Denver-based therapist Sheryl Ziegler advises parents to inform their kids of their specific reasons for consuming, whether it’s to ease chronic pain or for mental health purposes. “I tell parents who have marijuana in the house, if they’re going to talk about it with their kid, they need to tell them the truth,” Ziegler says, “which is, ‘I have stress and I’ve tried other ways of dealing with it and this is one way of dealing with it that helps me relax. However, you can’t use this until you’re 25.’” (Some experts, like Ziegler, would advise young people to abstain from cannabis usage until they are 25, and the brain is fully developed.)

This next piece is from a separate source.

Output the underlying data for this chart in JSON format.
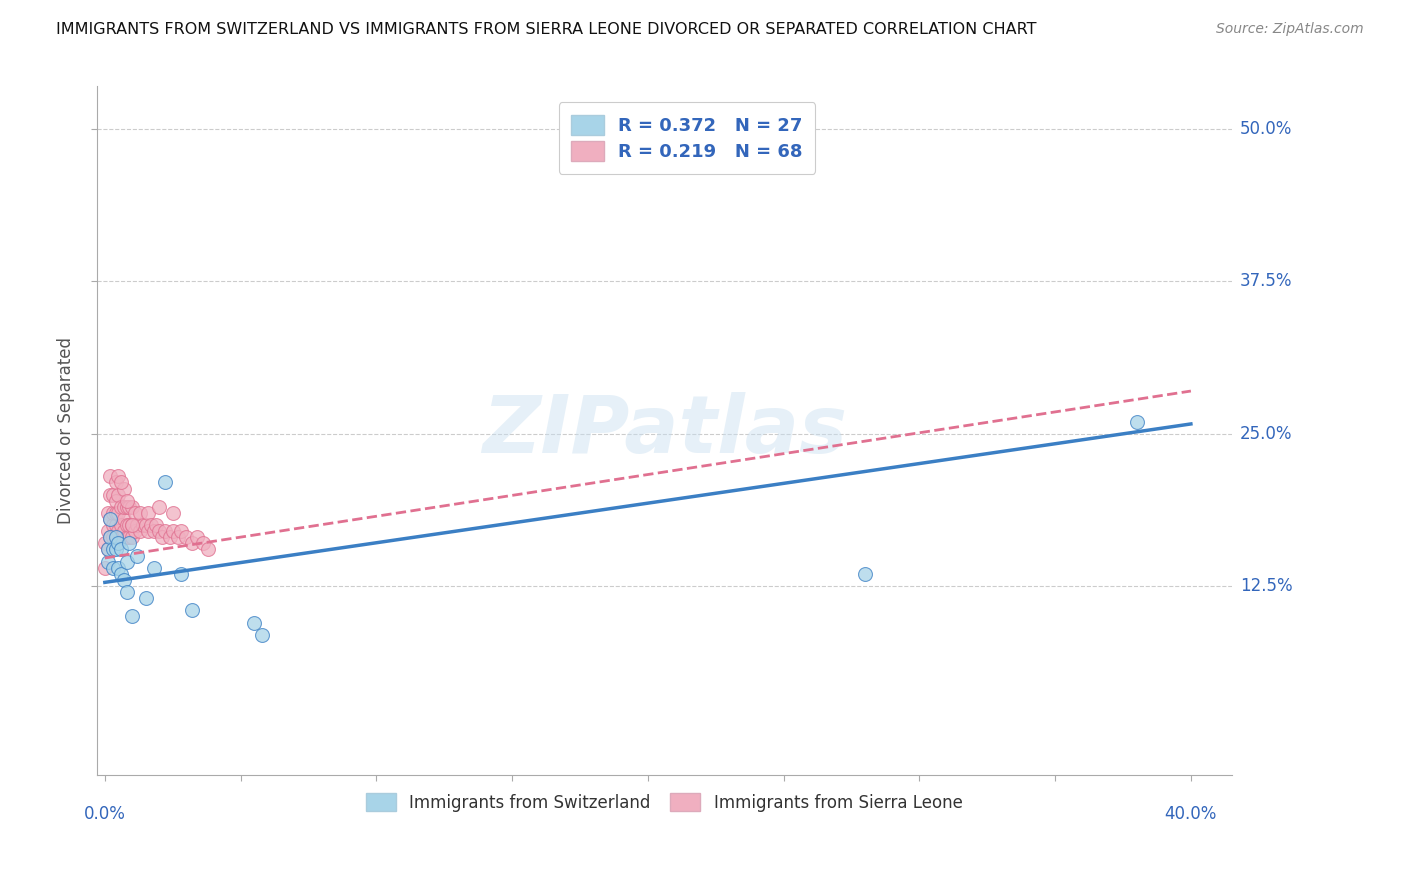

While canna-conversations with your family are private, discussions with other parents may be more difficult to gauge. Just as other parents would like to know if there are guns or alcohol in the home before a play date, Post says inquiring about cannabis is fair game. It’s important to be prepared for adverse reactions. For instance, in the 1990s, when there was much more of a stigma around cannabis, parents of Shuman’s daughters’ friends were hesitant to allow their kids over to her house, she says. To assuage these parents’ fears, she would invite the entire family over for dinner and explain her personal use and safeguards.

For parents concerned with the presence of cannabis in another household during a play date, Post suggests saying, “You mention you smoke or do edibles. I was wondering if I could have your permission to ask you some questions about that so I can feel comfortable in having the kids playing at the house.”

“You want to give respect to that and honor your own concerns,” Post says.

Like many other aspects of parenting, what someone shares regarding their cannabis consumption is up to them. “From an etiquette standpoint it’s important to be respectful of whatever a parent’s choice is,” Post says. “Each parent is doing the best that they can to parent and be cannabis consumers.”